Improvement in pension payment process

The government is continuously working towards making the pension payment process simple and transparent. Many new steps have been taken for this:

  1. Online Pension Tracking System: Pensioners can now track their pension status online. With this, they will continue to get up-to-date information about their pension.
  2. Digital Life Certificate: Pensioners no longer need to go to the bank every year and submit the life certificate. They can submit this certificate digitally sitting at home.
  3. Grievance Redressal Mechanism: CPENGRAMS, an online portal has been launched for redressal of pension related grievances. Till January 2024, 8,484 complaints were registered on this portal.
  4. Bhavishya Portal: It is an online platform that digitalizes pension processing. As of January 2024, 831 pension payment orders (PPOs) were pending on this portal.

Important tips for pensioners

  1. Stay updated: Get regular information about changes in pension rules. Pay attention to government websites and official information.
  2. Digital Literacy: Learn basic digital skills to avail online pension services. This will help you in pension management.
  3. Submit Life Certificate on time: Do not forget to submit your Digital Life Certificate in the month of November every year. This will prevent any interruption in pension payment.
  4. Keep your bank account updated: Always keep your bank account information up-to-date. Immediately inform the concerned department of any change.
  5. Grievance Redressal: If there is any pension related issue then use CPENGRAMS portal. Here you can register your complaint and check its status.

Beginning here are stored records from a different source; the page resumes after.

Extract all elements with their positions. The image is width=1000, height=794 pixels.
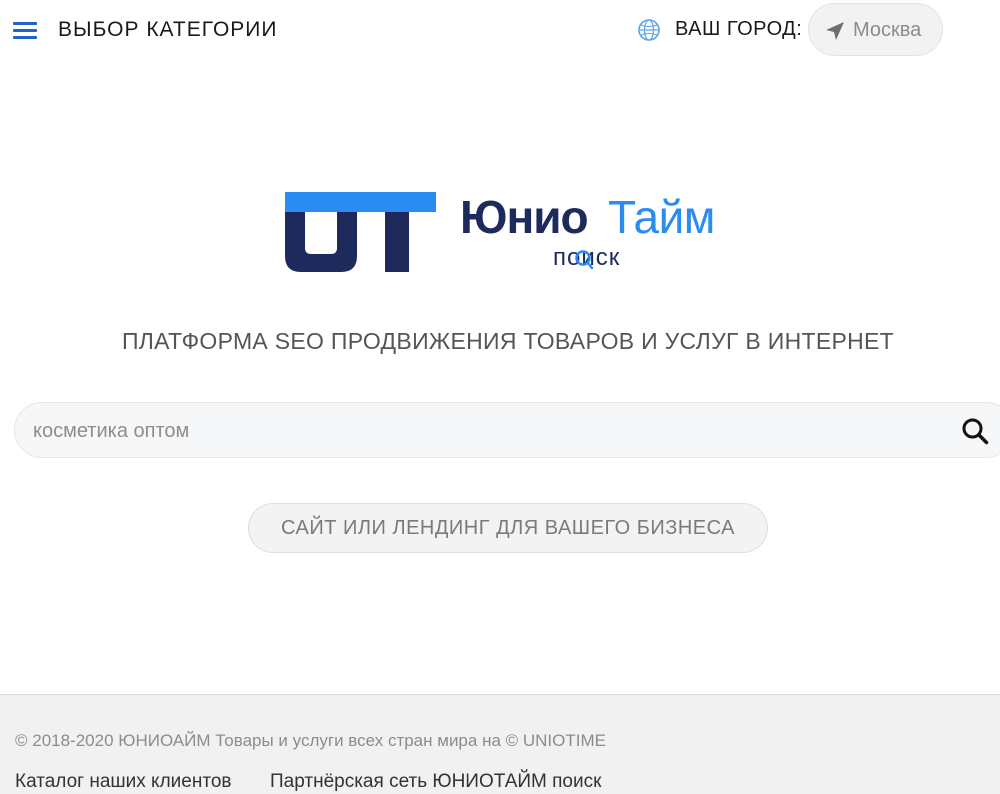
category-selector[interactable]: ВЫБОР КАТЕГОРИИ	[58, 18, 277, 42]
uniotime-logo: Юнио Тайм поиск	[285, 188, 735, 283]
page-slogan: ПЛАТФОРМА SEO ПРОДВИЖЕНИЯ ТОВАРОВ И УСЛУ…	[121, 328, 895, 354]
magnifier-logo-icon	[575, 250, 594, 270]
search-icon[interactable]	[961, 417, 989, 445]
hamburger-menu-icon[interactable]	[13, 22, 37, 40]
header: ВЫБОР КАТЕГОРИИ ВАШ ГОРОД: Москва	[0, 0, 1000, 60]
ut-logo-mark	[285, 192, 436, 272]
city-label: ВАШ ГОРОД:	[675, 18, 803, 40]
search-bar	[14, 402, 1000, 459]
brand-name-part1: Юнио	[460, 191, 589, 243]
city-select-button[interactable]: Москва	[808, 3, 943, 56]
globe-icon	[638, 19, 660, 41]
copyright-text: © 2018-2020 ЮНИОАЙМ Товары и услуги всех…	[15, 731, 606, 750]
city-value: Москва	[853, 19, 922, 41]
search-input[interactable]	[31, 403, 935, 459]
footer: © 2018-2020 ЮНИОАЙМ Товары и услуги всех…	[0, 694, 1000, 794]
footer-link-partners[interactable]: Партнёрская сеть ЮНИОТАЙМ поиск	[270, 771, 601, 793]
footer-link-clients[interactable]: Каталог наших клиентов	[15, 771, 231, 793]
business-site-button[interactable]: САЙТ ИЛИ ЛЕНДИНГ ДЛЯ ВАШЕГО БИЗНЕСА	[248, 503, 768, 553]
navigation-arrow-icon	[826, 22, 844, 40]
brand-name-part2: Тайм	[608, 191, 715, 243]
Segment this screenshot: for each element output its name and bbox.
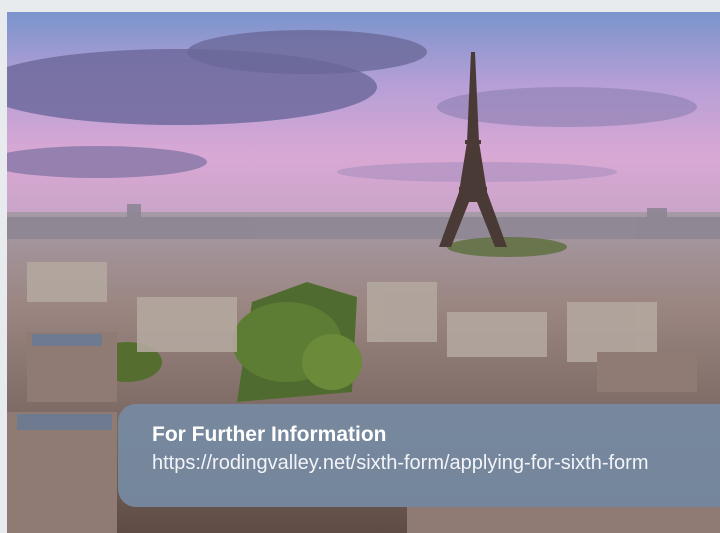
further-information-panel: For Further Information https://rodingva…	[118, 404, 720, 507]
hero-photo: For Further Information https://rodingva…	[7, 12, 720, 533]
panel-title: For Further Information	[152, 423, 387, 446]
applying-for-sixth-form-link[interactable]: https://rodingvalley.net/sixth-form/appl…	[152, 450, 720, 476]
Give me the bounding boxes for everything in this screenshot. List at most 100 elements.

Possible future changes in pension rules

The government is continuously working towards improving the pension system. There may be some more changes in the future:

  1. Age limit for auto-enrolment: The government has proposed to reduce the eligibility age limit for auto-enrolment from 22 years to 18 years. This will give young employees a chance to join the pension scheme quickly.
  2. Digitization: The entire process of pension management can be made more digital. This will reduce paperwork and make the process faster.
  3. Flexible Pension Options: In future, employees may have the option to customize their pension plan as per their needs.
  4. Pension Portability: The facility to easily transfer pension on changing jobs can be worked out.
  5. Green Pension: Pension schemes with environment-friendly investment options can be introduced.

Benefits available to pensioners

  1. Medical Facilities: Central Government pensioners get medical facilities under CGHS (Central Government Health Scheme).
  2. Travel Concession: Pensioners get travel allowance to visit their home town once every two years.
  3. Income tax exemption: Some amount received on pension is exempt from income tax.
  4. Banking Facilities: Many banks offer special facilities to pensioners like loans at low interest rates, free chequebooks, etc.
  5. Additional Allowance: After the age of 75 years, pensioners get additional allowance of 10% of the basic pension/family pension.

Disclaimer: This article has been written for information purposes only. The information given in it has not been confirmed from official sources. Please consult relevant authorities or experts before taking any decision. It is necessary to confirm the accuracy and relevance of the changes in pension rules.